The attack came amid tensions with the United States after a New Year’s Eve attack by Iran-backed militias on the U.S. Embassy in Baghdad. The two-day assault, which ended Wednesday, prompted President Trump to order about 750 U.S. soldiers deployed to the Middle East.

The breach at the embassy followed U.S. airstrikes on Sunday that killed 25 fighters of the Iran-backed militia in Iraq, the Kataib Hezbollah.
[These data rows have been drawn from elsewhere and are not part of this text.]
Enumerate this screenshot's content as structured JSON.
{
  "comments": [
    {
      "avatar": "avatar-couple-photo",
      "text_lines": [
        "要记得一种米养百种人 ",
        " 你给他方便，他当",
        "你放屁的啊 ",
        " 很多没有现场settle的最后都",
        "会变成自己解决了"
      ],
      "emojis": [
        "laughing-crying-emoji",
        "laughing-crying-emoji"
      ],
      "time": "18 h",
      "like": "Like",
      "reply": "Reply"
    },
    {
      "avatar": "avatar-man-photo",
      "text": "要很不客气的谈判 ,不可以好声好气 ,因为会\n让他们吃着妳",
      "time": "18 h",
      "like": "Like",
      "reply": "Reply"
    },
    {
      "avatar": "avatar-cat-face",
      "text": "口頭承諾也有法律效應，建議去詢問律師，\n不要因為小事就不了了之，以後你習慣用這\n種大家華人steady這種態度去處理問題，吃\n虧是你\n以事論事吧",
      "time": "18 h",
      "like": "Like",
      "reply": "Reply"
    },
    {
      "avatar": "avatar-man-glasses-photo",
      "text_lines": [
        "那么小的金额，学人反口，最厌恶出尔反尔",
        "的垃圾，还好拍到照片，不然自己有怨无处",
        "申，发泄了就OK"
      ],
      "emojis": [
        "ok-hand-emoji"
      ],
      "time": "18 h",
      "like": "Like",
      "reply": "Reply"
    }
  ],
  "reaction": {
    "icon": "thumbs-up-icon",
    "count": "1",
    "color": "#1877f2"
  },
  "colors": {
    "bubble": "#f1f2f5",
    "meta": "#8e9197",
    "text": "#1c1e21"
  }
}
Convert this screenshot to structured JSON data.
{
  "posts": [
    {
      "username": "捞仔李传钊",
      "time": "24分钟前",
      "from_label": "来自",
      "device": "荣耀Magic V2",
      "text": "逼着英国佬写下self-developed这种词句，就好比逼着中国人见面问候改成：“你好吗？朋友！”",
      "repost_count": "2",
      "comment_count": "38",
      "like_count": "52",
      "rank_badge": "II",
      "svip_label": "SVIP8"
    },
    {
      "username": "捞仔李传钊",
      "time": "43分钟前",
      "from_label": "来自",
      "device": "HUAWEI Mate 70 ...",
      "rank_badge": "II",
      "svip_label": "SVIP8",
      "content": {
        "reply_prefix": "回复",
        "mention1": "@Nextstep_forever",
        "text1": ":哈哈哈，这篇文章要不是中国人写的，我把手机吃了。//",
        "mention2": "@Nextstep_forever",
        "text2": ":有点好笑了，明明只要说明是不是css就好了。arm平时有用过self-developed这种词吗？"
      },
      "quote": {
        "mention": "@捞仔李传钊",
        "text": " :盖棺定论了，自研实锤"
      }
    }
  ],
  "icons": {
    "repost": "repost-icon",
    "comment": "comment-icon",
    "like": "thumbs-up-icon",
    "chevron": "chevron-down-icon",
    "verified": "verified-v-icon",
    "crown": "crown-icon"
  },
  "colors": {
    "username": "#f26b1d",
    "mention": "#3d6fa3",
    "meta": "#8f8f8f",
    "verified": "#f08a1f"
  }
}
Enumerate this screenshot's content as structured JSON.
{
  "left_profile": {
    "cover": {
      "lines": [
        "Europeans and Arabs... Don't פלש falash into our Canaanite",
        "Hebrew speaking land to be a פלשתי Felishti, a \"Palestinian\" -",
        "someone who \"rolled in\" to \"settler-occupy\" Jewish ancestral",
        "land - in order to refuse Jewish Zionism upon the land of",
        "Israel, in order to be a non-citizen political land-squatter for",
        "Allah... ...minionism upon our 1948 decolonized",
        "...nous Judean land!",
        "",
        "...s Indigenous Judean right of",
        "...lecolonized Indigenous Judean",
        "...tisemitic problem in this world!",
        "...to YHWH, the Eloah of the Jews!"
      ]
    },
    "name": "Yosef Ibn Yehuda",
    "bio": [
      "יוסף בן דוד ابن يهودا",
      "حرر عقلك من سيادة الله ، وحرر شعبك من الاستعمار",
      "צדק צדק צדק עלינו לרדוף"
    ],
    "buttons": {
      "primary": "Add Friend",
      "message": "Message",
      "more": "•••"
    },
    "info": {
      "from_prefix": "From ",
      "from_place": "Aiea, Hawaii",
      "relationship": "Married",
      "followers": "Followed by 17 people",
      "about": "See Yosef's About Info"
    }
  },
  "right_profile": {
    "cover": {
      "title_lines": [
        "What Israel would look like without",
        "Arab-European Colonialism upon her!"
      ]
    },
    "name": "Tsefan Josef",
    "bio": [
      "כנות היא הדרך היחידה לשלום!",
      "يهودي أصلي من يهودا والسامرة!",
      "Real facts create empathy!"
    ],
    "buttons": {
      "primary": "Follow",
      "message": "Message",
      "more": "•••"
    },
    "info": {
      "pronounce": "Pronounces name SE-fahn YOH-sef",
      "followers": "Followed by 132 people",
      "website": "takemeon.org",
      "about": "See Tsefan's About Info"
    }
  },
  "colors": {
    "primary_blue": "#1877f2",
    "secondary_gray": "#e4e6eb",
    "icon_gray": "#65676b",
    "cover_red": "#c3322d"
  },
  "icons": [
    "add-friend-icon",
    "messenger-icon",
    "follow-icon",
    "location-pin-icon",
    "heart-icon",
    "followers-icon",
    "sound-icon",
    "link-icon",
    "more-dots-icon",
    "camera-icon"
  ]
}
The U.S. military said the strikes were in retaliation for last week’s killing of an American contractor in a rocket attack on an Iraqi military base that the U.S. blamed on the militia.

U.S. officials have suggested they were prepared to engage in further retaliatory attacks in Iraq.

“The game has changed,” Defense Secretary Mark Esper said Thursday, telling reporters that violent acts by Iran-backed Shiite militias in Iraq — including the rocket attack on Dec. 27 that killed one American — will be met with U.S. military force.

He said the Iraqi government has fallen short of its obligation to defend its American partner in the attack on the U.S. Embassy.

The developments also represent a major downturn in Iraq-U.S. relations that could further undermine U.S. influence in the region and American troops in Iraq and weaken Washington’s hand in its pressure campaign against Iran.